Quid des réserves de change russes gelées ?
Demain, cela fera exactement deux ans que la Russie a lancé son offensive contre l’Ukraine. Outre son effet dévastateur sur l’Ukraine elle-même, cette guerre a également eu de lourdes conséquences pour l’UE. En réaction, cette dernière entend relever le budget consacré à la défense. Citons à ce titre l’enveloppe de 100 milliards d’euros dégagée en Allemagne, la proposition estonienne de faire de même au niveau de l’UE et la proposotion de la présidente de la Commission européenne (CE), Ursula Von der Leyen, de coordonner les dépenses en matière de défense, à l'image de ce qu'a fait la CE lors de la pandémie et de la crise énergétique. Le financement éventuel de toutes ces ambitions au niveau de l’UE nécessitera de nouvelles émissions de dettes, comme cela a été le cas avec les fonds du plan Next Generation EU (NGEU).
Réserves de change russes chez Euroclear
Cette fois-ci, la BCE ne participera pas à des achats d’obligations d’État. La lutte pour la stabilité des prix ne le permettra pas. En outre, le maintien du soutien des États-Unis à l’Ukraine est tout sauf garanti. Voilà pourquoi l’UE lorgne aussi sur les réserves de change de la banque centrale russe, qui ont été gelées dans le cadre des sanctions du G7. La majeure partie de ces réserves gelées (191 milliards d'euros sur environ 260 milliards) se trouve chez le dépositaire de titres Euroclear en Belgique.

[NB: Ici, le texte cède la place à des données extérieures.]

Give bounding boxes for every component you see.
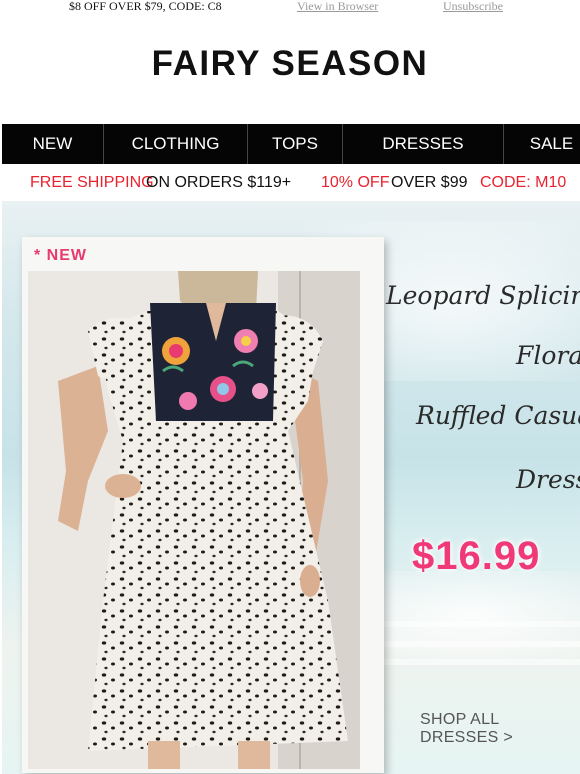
background-stripe (382, 641, 580, 647)
discount-threshold: OVER $99 (391, 174, 468, 191)
hero-title-line-2: Flora (516, 341, 580, 370)
free-shipping-threshold: ON ORDERS $119+ (146, 174, 292, 191)
product-photo-card[interactable]: * NEW (22, 237, 384, 773)
hero-title-line-1: Leopard Splicing (386, 281, 580, 310)
new-badge: * NEW (34, 247, 87, 264)
background-stripe (362, 659, 580, 665)
nav-item-tops[interactable]: TOPS (248, 124, 342, 164)
free-shipping-text: FREE SHIPPING (30, 174, 154, 191)
hero-title-line-3: Ruffled Casua (416, 401, 580, 430)
discount-text: 10% OFF (321, 174, 390, 191)
discount-code: CODE: M10 (480, 174, 567, 191)
nav-item-new[interactable]: NEW (2, 124, 103, 164)
brand-logo[interactable]: FAIRY SEASON (0, 44, 580, 84)
view-in-browser-link[interactable]: View in Browser (297, 0, 378, 12)
product-photo[interactable] (28, 271, 360, 769)
nav-item-dresses[interactable]: DRESSES (343, 124, 503, 164)
background-stripe (362, 621, 580, 627)
unsubscribe-link[interactable]: Unsubscribe (443, 0, 503, 12)
top-promo-text: $8 OFF OVER $79, CODE: C8 (69, 0, 222, 13)
dress-model-illustration (28, 271, 360, 769)
email-top-bar: $8 OFF OVER $79, CODE: C8 View in Browse… (0, 0, 580, 14)
shipping-promo-bar[interactable]: FREE SHIPPING ON ORDERS $119+ 10% OFF OV… (0, 172, 580, 194)
hero-title-line-4: Dress (516, 465, 580, 494)
nav-item-sale[interactable]: SALE (504, 124, 580, 164)
hero-banner[interactable]: * NEW Leopard Splici Flora Ruffled Casua… (2, 201, 580, 774)
product-price: $16.99 (412, 534, 541, 578)
main-nav: NEW CLOTHING TOPS DRESSES SALE (2, 124, 580, 164)
nav-item-clothing[interactable]: CLOTHING (104, 124, 247, 164)
shop-all-dresses-link[interactable]: SHOP ALL DRESSES > (420, 711, 580, 747)
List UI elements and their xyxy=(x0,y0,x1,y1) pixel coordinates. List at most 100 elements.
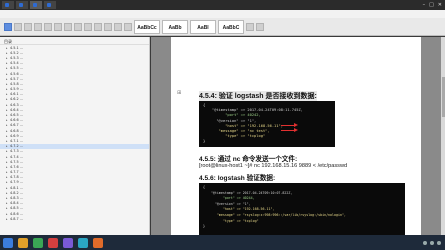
outline-item-label: 4.5.4 ... xyxy=(10,61,23,66)
paste-icon[interactable] xyxy=(4,23,12,31)
outline-item-label: 4.6.4 ... xyxy=(10,107,23,112)
tab-2[interactable] xyxy=(16,1,28,9)
outline-item-label: 4.5.8 ... xyxy=(10,81,23,86)
network-icon[interactable] xyxy=(423,240,427,245)
format-painter-icon[interactable] xyxy=(34,23,42,31)
align-right-icon[interactable] xyxy=(114,23,122,31)
outline-item-label: 4.8.5 ... xyxy=(10,206,23,211)
heading-4-5-5: 4.5.5: 通过 nc 命令发送一个文件: xyxy=(199,156,298,163)
red-arrow-annotation xyxy=(281,128,298,132)
outline-item-label: 4.8.1 ... xyxy=(10,185,23,190)
outline-item-label: 4.6.2 ... xyxy=(10,97,23,102)
outline-item-label: 4.7.6 ... xyxy=(10,164,23,169)
document-icon xyxy=(47,3,51,7)
heading-4-5-4: 4.5.4: 验证 logstash 是否接收到数据: xyxy=(199,91,317,101)
document-page: ⊞ 4.5.4: 验证 logstash 是否接收到数据: { "@timest… xyxy=(171,37,421,235)
style-normal[interactable]: AaBbCc xyxy=(134,20,160,34)
code-block-1: { "@timestamp" => 2017-04-24T09:08:11.74… xyxy=(199,101,335,147)
find-icon[interactable] xyxy=(246,23,254,31)
font-color-icon[interactable] xyxy=(74,23,82,31)
outline-item-label: 4.5.1 ... xyxy=(10,45,23,50)
taskbar-app-icon[interactable] xyxy=(78,237,88,248)
document-canvas: ⊞ 4.5.4: 验证 logstash 是否接收到数据: { "@timest… xyxy=(151,37,445,235)
minimize-icon[interactable]: – xyxy=(423,2,426,8)
cut-icon[interactable] xyxy=(14,23,22,31)
outline-item-label: 4.8.4 ... xyxy=(10,201,23,206)
code-block-2: { "@timestamp" => 2017-04-24T09:10:07.82… xyxy=(199,183,405,235)
navigation-pane: 目录 ▸ 4.5.1 ... ▸ 4.5.2 ... ▸ 4.5.3 ... ▸ 4.5.4 … xyxy=(0,37,150,235)
replace-icon[interactable] xyxy=(256,23,264,31)
taskbar-app-icon[interactable] xyxy=(48,237,58,248)
outline-item-label: 4.7.3 ... xyxy=(10,149,23,154)
outline-item-label: 4.5.5 ... xyxy=(10,66,23,71)
outline-item-label: 4.7.9 ... xyxy=(10,180,23,185)
bold-icon[interactable] xyxy=(44,23,52,31)
outline-item-label: 4.7.2 ... xyxy=(10,144,23,149)
outline-item-label: 4.5.3 ... xyxy=(10,55,23,60)
outline-item-label: 4.8.3 ... xyxy=(10,196,23,201)
taskbar-app-icon[interactable] xyxy=(33,237,43,248)
document-icon xyxy=(33,3,37,7)
outline-item-label: 4.7.5 ... xyxy=(10,159,23,164)
navigation-pane-title: 目录 xyxy=(0,37,149,45)
outline-item-label: 4.6.8 ... xyxy=(10,128,23,133)
tab-1[interactable] xyxy=(2,1,14,9)
vertical-scrollbar[interactable] xyxy=(441,37,445,235)
outline-list: ▸ 4.5.1 ... ▸ 4.5.2 ... ▸ 4.5.3 ... ▸ 4.5.4 ...… xyxy=(0,45,149,221)
outline-item-label: 4.6.6 ... xyxy=(10,118,23,123)
volume-icon[interactable] xyxy=(430,240,434,245)
taskbar-app-icon[interactable] xyxy=(18,237,28,248)
outline-item-label: 4.6.1 ... xyxy=(10,92,23,97)
outline-item-label: 4.6.3 ... xyxy=(10,102,23,107)
outline-item-label: 4.5.9 ... xyxy=(10,87,23,92)
ribbon: AaBbCc AaBb AaBl AaBbC xyxy=(0,10,445,36)
heading-4-5-6: 4.5.6: logstash 验证数据: xyxy=(199,175,276,182)
taskbar-app-icon[interactable] xyxy=(3,237,13,248)
taskbar-app-icon[interactable] xyxy=(63,237,73,248)
italic-icon[interactable] xyxy=(54,23,62,31)
align-left-icon[interactable] xyxy=(94,23,102,31)
outline-item-label: 4.7.4 ... xyxy=(10,154,23,159)
outline-item[interactable]: ▸ 4.8.7 ... xyxy=(0,216,149,221)
taskbar-apps xyxy=(3,237,103,248)
tab-3[interactable] xyxy=(30,1,42,9)
code-line: } xyxy=(203,224,205,229)
outline-item-label: 4.8.6 ... xyxy=(10,211,23,216)
outline-item-label: 4.6.5 ... xyxy=(10,113,23,118)
align-center-icon[interactable] xyxy=(104,23,112,31)
window-controls: – □ ✕ xyxy=(423,2,445,8)
document-icon xyxy=(5,3,9,7)
outline-item-label: 4.6.9 ... xyxy=(10,133,23,138)
outline-item-label: 4.6.7 ... xyxy=(10,123,23,128)
outline-item-label: 4.8.7 ... xyxy=(10,216,23,221)
system-tray xyxy=(423,240,445,245)
style-heading-2[interactable]: AaBl xyxy=(190,20,216,34)
maximize-icon[interactable]: □ xyxy=(429,2,434,8)
style-heading-3[interactable]: AaBbC xyxy=(218,20,244,34)
outline-item-label: 4.8.2 ... xyxy=(10,190,23,195)
underline-icon[interactable] xyxy=(64,23,72,31)
outline-item-label: 4.5.7 ... xyxy=(10,76,23,81)
code-line: } xyxy=(203,139,206,144)
ribbon-menu xyxy=(0,10,445,18)
title-bar: – □ ✕ xyxy=(0,0,445,10)
scrollbar-thumb[interactable] xyxy=(441,77,445,117)
red-arrow-annotation xyxy=(281,123,298,127)
outline-item-label: 4.7.1 ... xyxy=(10,138,23,143)
list-icon[interactable] xyxy=(124,23,132,31)
outline-item-label: 4.5.6 ... xyxy=(10,71,23,76)
tab-4[interactable] xyxy=(44,1,56,9)
ribbon-toolbar: AaBbCc AaBb AaBl AaBbC xyxy=(4,19,441,35)
copy-icon[interactable] xyxy=(24,23,32,31)
taskbar xyxy=(0,235,445,250)
style-heading-1[interactable]: AaBb xyxy=(162,20,188,34)
paragraph-anchor-icon: ⊞ xyxy=(177,90,182,96)
taskbar-app-icon[interactable] xyxy=(93,237,103,248)
nc-command-line: [root@linux-host1 ~]# nc 192.168.15.16 9… xyxy=(199,163,348,169)
document-icon xyxy=(19,3,23,7)
close-icon[interactable]: ✕ xyxy=(438,2,442,8)
outline-item-label: 4.5.2 ... xyxy=(10,50,23,55)
highlight-icon[interactable] xyxy=(84,23,92,31)
notification-icon[interactable] xyxy=(437,240,441,245)
outline-item-label: 4.7.8 ... xyxy=(10,175,23,180)
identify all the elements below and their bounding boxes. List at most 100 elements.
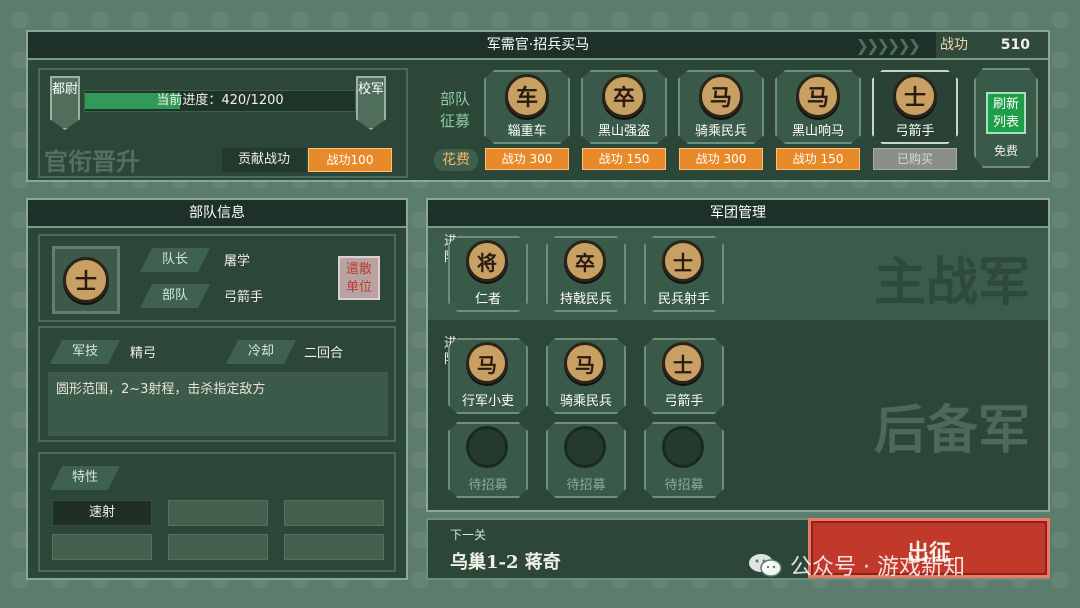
unit-slot[interactable]: 马行军小吏 (448, 338, 528, 414)
recruit-buy-button[interactable]: 战功 150 (776, 148, 860, 170)
unit-name: 待招募 (664, 478, 704, 493)
unit-header: 部队信息 (28, 200, 406, 228)
contribute-label: 贡献战功 (222, 148, 306, 172)
refresh-button[interactable]: 刷新列表 (986, 92, 1026, 134)
recruit-name: 黑山响马 (791, 124, 844, 139)
skill-desc-box: 圆形范围，2~3射程，击杀指定敌方 (48, 372, 388, 436)
unit-portrait-frame: 士 (52, 246, 120, 314)
recruit-piece-icon: 马 (699, 74, 743, 118)
trait-slot-3 (284, 500, 384, 526)
chevron-decor: ❯❯❯❯❯❯ (855, 36, 921, 55)
recruit-panel: 军需官·招兵买马 ❯❯❯❯❯❯ 战功 510 都尉 当前进度：420/1200 … (26, 30, 1050, 182)
recruit-name: 辎重车 (507, 124, 547, 139)
watermark: 公众号 · 游戏新知 (748, 550, 965, 580)
recruit-buy-button[interactable]: 战功 150 (582, 148, 666, 170)
cooldown-value: 二回合 (304, 346, 344, 361)
skill-box: 军技 精弓 冷却 二回合 圆形范围，2~3射程，击杀指定敌方 (38, 326, 396, 442)
next-stage-label: 下一关 (450, 528, 487, 542)
unit-info-panel: 部队信息 士 队长 屠学 部队 弓箭手 遣散单位 军技 精弓 冷却 二回合 圆形… (26, 198, 408, 580)
progress-bar: 当前进度：420/1200 (84, 90, 356, 112)
trait-slot-5 (168, 534, 268, 560)
recruit-name: 骑乘民兵 (694, 124, 747, 139)
skill-description: 圆形范围，2~3射程，击杀指定敌方 (56, 382, 266, 397)
unit-piece-icon (564, 426, 606, 468)
unit-piece-icon: 将 (466, 240, 508, 282)
watermark-text: 公众号 · 游戏新知 (790, 555, 965, 580)
recruit-piece-icon: 卒 (602, 74, 646, 118)
cooldown-label: 冷却 (226, 340, 296, 364)
merit-display: 战功 510 (936, 32, 1048, 58)
unit-piece-icon: 马 (466, 342, 508, 384)
merit-value: 510 (1000, 37, 1030, 53)
unit-name: 骑乘民兵 (559, 394, 612, 409)
recruit-card[interactable]: 士弓箭手 (872, 70, 958, 144)
traits-box: 特性 速射 (38, 452, 396, 572)
troop-value: 弓箭手 (224, 290, 264, 305)
unit-piece-icon (466, 426, 508, 468)
empty-unit-slot[interactable]: 待招募 (546, 422, 626, 498)
rank-left-banner: 都尉 (50, 76, 80, 130)
contribute-button[interactable]: 战功100 (308, 148, 392, 172)
unit-name: 民兵射手 (657, 292, 710, 307)
captain-label: 队长 (140, 248, 210, 272)
unit-name: 待招募 (566, 478, 606, 493)
disband-button[interactable]: 遣散单位 (338, 256, 380, 300)
trait-slot-6 (284, 534, 384, 560)
empty-unit-slot[interactable]: 待招募 (644, 422, 724, 498)
progress-text: 当前进度：420/1200 (156, 93, 284, 108)
promotion-bg-label: 官衔晋升 (44, 147, 140, 176)
trait-slot-4 (52, 534, 152, 560)
next-stage-name: 乌巢1-2 蒋奇 (450, 552, 561, 573)
unit-slot[interactable]: 士民兵射手 (644, 236, 724, 312)
main-army-label: 主战军 (873, 252, 1030, 313)
wechat-icon (748, 552, 782, 578)
recruit-piece-icon: 士 (893, 74, 937, 118)
army-header: 军团管理 (428, 200, 1048, 228)
refresh-cost: 免费 (993, 144, 1018, 158)
promotion-box: 都尉 当前进度：420/1200 校军 官衔晋升 贡献战功 战功100 (38, 68, 408, 178)
recruit-buy-button[interactable]: 已购买 (873, 148, 957, 170)
captain-value: 屠学 (224, 254, 251, 269)
rank-right-banner: 校军 (356, 76, 386, 130)
merit-label: 战功 (940, 37, 968, 53)
recruit-card[interactable]: 马黑山响马 (775, 70, 861, 144)
recruit-name: 黑山强盗 (597, 124, 650, 139)
unit-piece-icon: 卒 (564, 240, 606, 282)
recruit-label: 部队征募 (440, 90, 471, 130)
unit-slot[interactable]: 卒持戟民兵 (546, 236, 626, 312)
recruit-buy-button[interactable]: 战功 300 (679, 148, 763, 170)
empty-unit-slot[interactable]: 待招募 (448, 422, 528, 498)
army-panel: 军团管理 主战军 后备军 进阶 进阶 将仁者卒持戟民兵士民兵射手马行军小吏马骑乘… (426, 198, 1050, 512)
recruit-card[interactable]: 卒黑山强盗 (581, 70, 667, 144)
skill-value: 精弓 (130, 346, 157, 361)
recruit-card[interactable]: 马骑乘民兵 (678, 70, 764, 144)
unit-piece-icon: 士 (662, 240, 704, 282)
unit-name: 持戟民兵 (559, 292, 612, 307)
recruit-buy-button[interactable]: 战功 300 (485, 148, 569, 170)
unit-slot[interactable]: 将仁者 (448, 236, 528, 312)
unit-piece-icon (662, 426, 704, 468)
recruit-card[interactable]: 车辎重车 (484, 70, 570, 144)
recruit-title: 军需官·招兵买马 (486, 37, 590, 53)
recruit-name: 弓箭手 (895, 124, 935, 139)
trait-label: 特性 (50, 466, 120, 490)
unit-slot[interactable]: 马骑乘民兵 (546, 338, 626, 414)
unit-name: 弓箭手 (664, 394, 704, 409)
cost-label: 花费 (434, 149, 478, 171)
trait-slot-2 (168, 500, 268, 526)
reserve-army-label: 后备军 (873, 400, 1030, 461)
unit-name: 行军小吏 (461, 394, 514, 409)
unit-piece-icon: 士 (662, 342, 704, 384)
unit-summary: 士 队长 屠学 部队 弓箭手 遣散单位 (38, 234, 396, 322)
refresh-box: 刷新列表 免费 (974, 68, 1038, 168)
troop-label: 部队 (140, 284, 210, 308)
recruit-piece-icon: 车 (505, 74, 549, 118)
trait-slot-1[interactable]: 速射 (52, 500, 152, 526)
unit-piece-icon: 士 (63, 257, 109, 303)
unit-slot[interactable]: 士弓箭手 (644, 338, 724, 414)
unit-name: 仁者 (474, 292, 501, 307)
skill-label: 军技 (50, 340, 120, 364)
recruit-piece-icon: 马 (796, 74, 840, 118)
unit-piece-icon: 马 (564, 342, 606, 384)
unit-name: 待招募 (468, 478, 508, 493)
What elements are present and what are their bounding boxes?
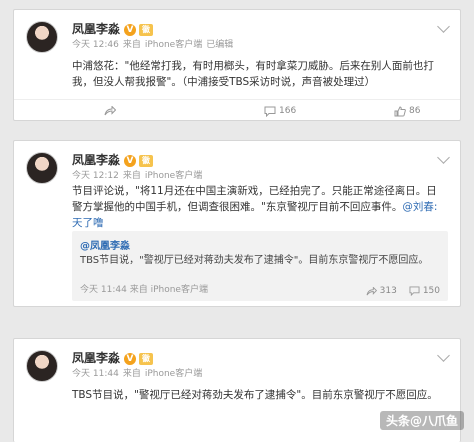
- username-text[interactable]: 凤凰李淼: [72, 22, 120, 36]
- repost-meta: 今天 11:44 来自 iPhone客户端: [80, 282, 208, 295]
- post-username[interactable]: 凤凰李淼 V 徽: [72, 151, 154, 168]
- comment-count: 166: [279, 106, 297, 116]
- share-icon: [104, 106, 116, 116]
- post-time[interactable]: 今天 11:44: [72, 369, 119, 379]
- post-time[interactable]: 今天 12:12: [72, 171, 119, 181]
- repost-share-count: 313: [379, 286, 397, 296]
- post-username[interactable]: 凤凰李淼 V 徽: [72, 349, 154, 366]
- avatar[interactable]: [26, 21, 58, 53]
- weibo-post-card: 凤凰李淼 V 徽 今天 12:46 来自 iPhone客户端 已编辑 中浦悠花："他经常打…: [13, 9, 461, 121]
- comment-button[interactable]: 166: [264, 100, 297, 120]
- repost-source-prefix: 来自: [129, 285, 148, 295]
- like-button[interactable]: 86: [394, 100, 421, 120]
- post-source: iPhone客户端: [144, 369, 203, 379]
- member-badge-icon: 徽: [139, 23, 154, 36]
- avatar[interactable]: [26, 350, 58, 382]
- post-text-main: 节目评论说，"将11月还在中国主演新戏，已经拍完了。只能正常途径离日。日警方掌握…: [72, 185, 437, 213]
- post-time[interactable]: 今天 12:46: [72, 40, 119, 50]
- post-text: 节目评论说，"将11月还在中国主演新戏，已经拍完了。只能正常途径离日。日警方掌握…: [72, 183, 446, 231]
- repost-time[interactable]: 今天 11:44: [80, 285, 127, 295]
- post-source: iPhone客户端: [144, 171, 203, 181]
- post-text: 中浦悠花："他经常打我，有时用榔头，有时拿菜刀威胁。后来在别人面前也打我，但没人…: [72, 60, 434, 88]
- repost-share-button[interactable]: 313: [366, 286, 397, 296]
- username-text[interactable]: 凤凰李淼: [72, 351, 120, 365]
- watermark: 头条@八爪鱼: [379, 411, 464, 430]
- avatar[interactable]: [26, 152, 58, 184]
- chevron-down-icon[interactable]: [437, 349, 450, 362]
- member-badge-icon: 徽: [139, 352, 154, 365]
- post-meta: 今天 11:44 来自 iPhone客户端: [72, 366, 206, 379]
- source-prefix: 来自: [122, 171, 141, 181]
- post-meta: 今天 12:12 来自 iPhone客户端: [72, 168, 206, 181]
- reposted-post[interactable]: @凤凰李淼 TBS节目说，"警视厅已经对蒋劲夫发布了逮捕令"。目前东京警视厅不愿…: [72, 231, 448, 301]
- repost-username[interactable]: @凤凰李淼: [80, 237, 130, 252]
- post-username[interactable]: 凤凰李淼 V 徽: [72, 20, 154, 37]
- verified-badge-icon: V: [124, 23, 137, 36]
- comment-icon: [264, 106, 276, 117]
- edited-label: 已编辑: [206, 40, 234, 50]
- member-badge-icon: 徽: [139, 154, 154, 167]
- share-button[interactable]: [104, 100, 119, 120]
- repost-source: iPhone客户端: [150, 285, 208, 295]
- comment-icon: [409, 286, 420, 296]
- repost-text: TBS节目说，"警视厅已经对蒋劲夫发布了逮捕令"。目前东京警视厅不愿回应。: [80, 255, 429, 266]
- post-source: iPhone客户端: [144, 40, 203, 50]
- like-count: 86: [409, 106, 421, 116]
- verified-badge-icon: V: [124, 352, 137, 365]
- chevron-down-icon[interactable]: [437, 20, 450, 33]
- repost-comment-button[interactable]: 150: [409, 286, 440, 296]
- chevron-down-icon[interactable]: [437, 151, 450, 164]
- action-bar: 166 86: [14, 99, 460, 120]
- source-prefix: 来自: [122, 40, 141, 50]
- repost-comment-count: 150: [422, 286, 440, 296]
- verified-badge-icon: V: [124, 154, 137, 167]
- share-icon: [366, 286, 377, 295]
- post-text: TBS节目说，"警视厅已经对蒋劲夫发布了逮捕令"。目前东京警视厅不愿回应。: [72, 389, 438, 401]
- post-meta: 今天 12:46 来自 iPhone客户端 已编辑: [72, 37, 237, 50]
- repost-actions: 313 150: [366, 286, 440, 296]
- thumbs-up-icon: [394, 105, 406, 116]
- weibo-post-card: 凤凰李淼 V 徽 今天 12:12 来自 iPhone客户端 节目评论说，"将11月还在…: [13, 140, 461, 307]
- username-text[interactable]: 凤凰李淼: [72, 153, 120, 167]
- source-prefix: 来自: [122, 369, 141, 379]
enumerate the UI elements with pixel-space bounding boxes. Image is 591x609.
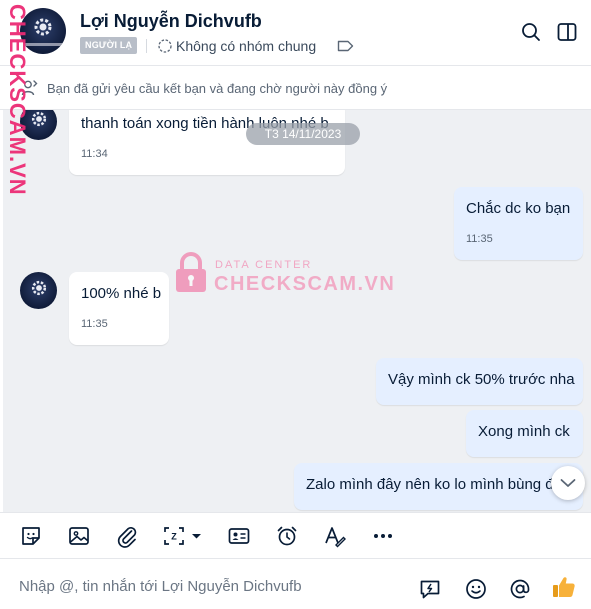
quick-message-icon[interactable] (418, 577, 442, 601)
date-separator: T3 14/11/2023 (246, 123, 360, 145)
message-input[interactable] (19, 576, 399, 596)
business-card-icon[interactable] (227, 524, 251, 548)
friend-request-notice: Bạn đã gửi yêu cầu kết bạn và đang chờ n… (0, 66, 591, 110)
scroll-to-bottom-button[interactable] (551, 466, 585, 500)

L’UE est déjà parvenue à un accord selon lequel les futurs profits exceptionnels (ceux de 2023 ne sont donc pas concernés) réalisés par Euroclear sur ces actifs gelés seront utilisés au profit de l’Ukraine. À titre d’illustration, les profits exceptionnels générés sur l'ensemble des actifs russes gelés chez Euroclear se sont élevés à environ 4,4 milliards d’euros en 2023. Ces recettes inattendues sont obtenues lorsque les actifs gelés arrivent à échéance et que les liquidités remboursées ne peuvent pas être distribuées en raison des sanctions. La BCE se montre critique à l’égard de ce plan de l’UE et craint que celui-ci ne porte préjudice à la crédibilité de l’euro en tant que monnaie de réserve internationale.Les États-Unis veulent pour leur part aller encore un cran plus loin en confisquant ces réserves, à titre d'avance pour les futures réparations de la Russie. Une telle expropriation ne repose cependant sur aucune base juridique solide. C’est pourquoi l’Allemagne, la France et l’Italie n'envisagent pas cette piste. En guise de solution intermédiaire, le gouvernement belge propose d’utiliser les actifs gelés comme garantie sur les prêts à l'Ukraine. Ces fonds pourraient alors être consacrés au remboursement si les Russes ne paient pas les réparations. Selon Euroclear, cela ne résout toutefois pas le problème juridique. Il s’agit en effet d’une confiscation indirecte.
Tous ces plans constituent des étapes supplémentaires dans l’utilisation des monnaies de réserve comme armes économiques. Si cette tendance se poursuit, cela pourrait à terme porter atteinte à la stabilité du système monétaire international actuel. À court terme, cela ne changera pas grand chose, étant donné l'absence d'alternative plausible (voir le graphique). Enfin, ajoutons que des pays comme la Russie et la Chine auraient probablement moins de scrupules que le G7 à utiliser leur devise comme moyen de pression politique.